Cryptophasa nigricincta

Scientific classification
- Kingdom: Animalia
- Phylum: Arthropoda
- Clade: Pancrustacea
- Class: Insecta
- Order: Lepidoptera
- Family: Xyloryctidae
- Genus: Cryptophasa
- Species: C. nigricincta
- Binomial name: Cryptophasa nigricincta (Turner, 1898)
- Synonyms: Cryptophaga nigricincta Turner, 1898;

= Cryptophasa nigricincta =

- Authority: (Turner, 1898)
- Synonyms: Cryptophaga nigricincta Turner, 1898

Species of moth

Cryptophasa nigricincta is a moth in the family Xyloryctidae. It was described by Alfred Jefferis Turner in 1898. It is found in Australia, where it has been recorded from Queensland.

The wingspan is 25–30 mm for males and 40–45 mm for females. The forewings of the males are dark slate-coloured and with a large black dot in the disc at beyond one-third, and two placed transversely in the disc at two-fifths.
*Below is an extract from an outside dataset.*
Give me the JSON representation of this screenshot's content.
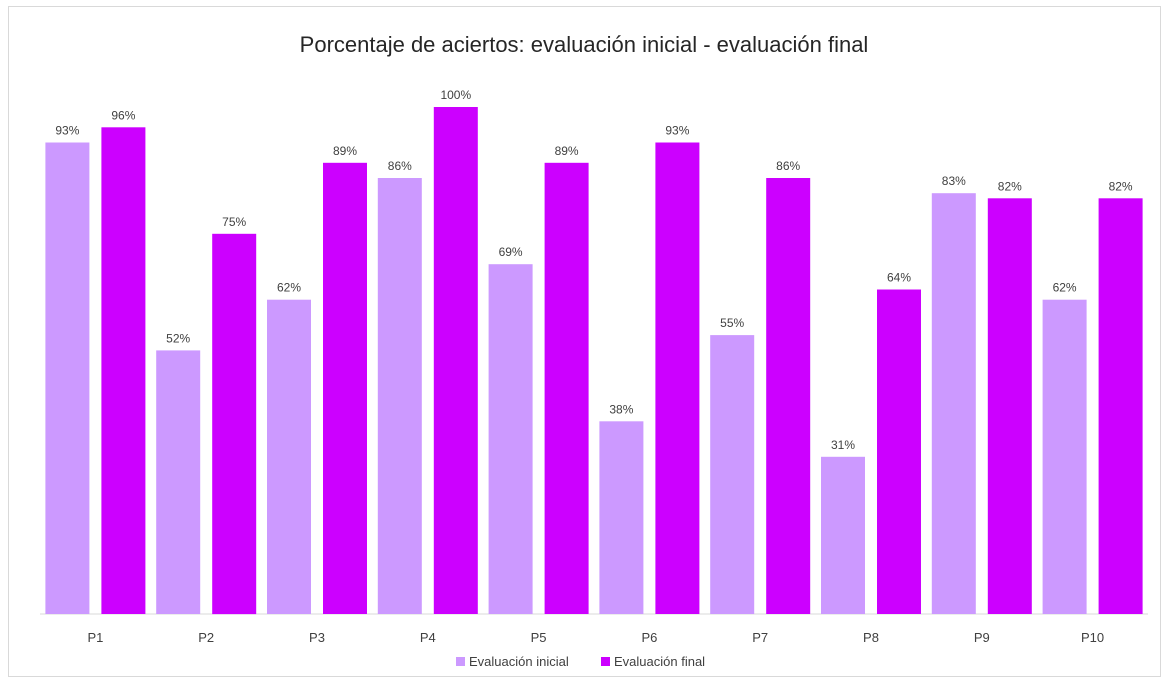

There is a row of black dots along the hindmargin and the apical one-fourth of the costa. The hindwings are blackish. Females have clear white forewings with a black dot in the disc beyond one-third, and two in the disc at three-fifths placed transversely, the lower rather posterior. There is a series of black dots along the hindmargin and the apical one-third of the costa. The hindwings are white, sometimes irregularly suffused with fuscous and there is a row of black dots along the hindmargin.

The larvae feed on Eucalyptus species. They bore in the stem of their host plant.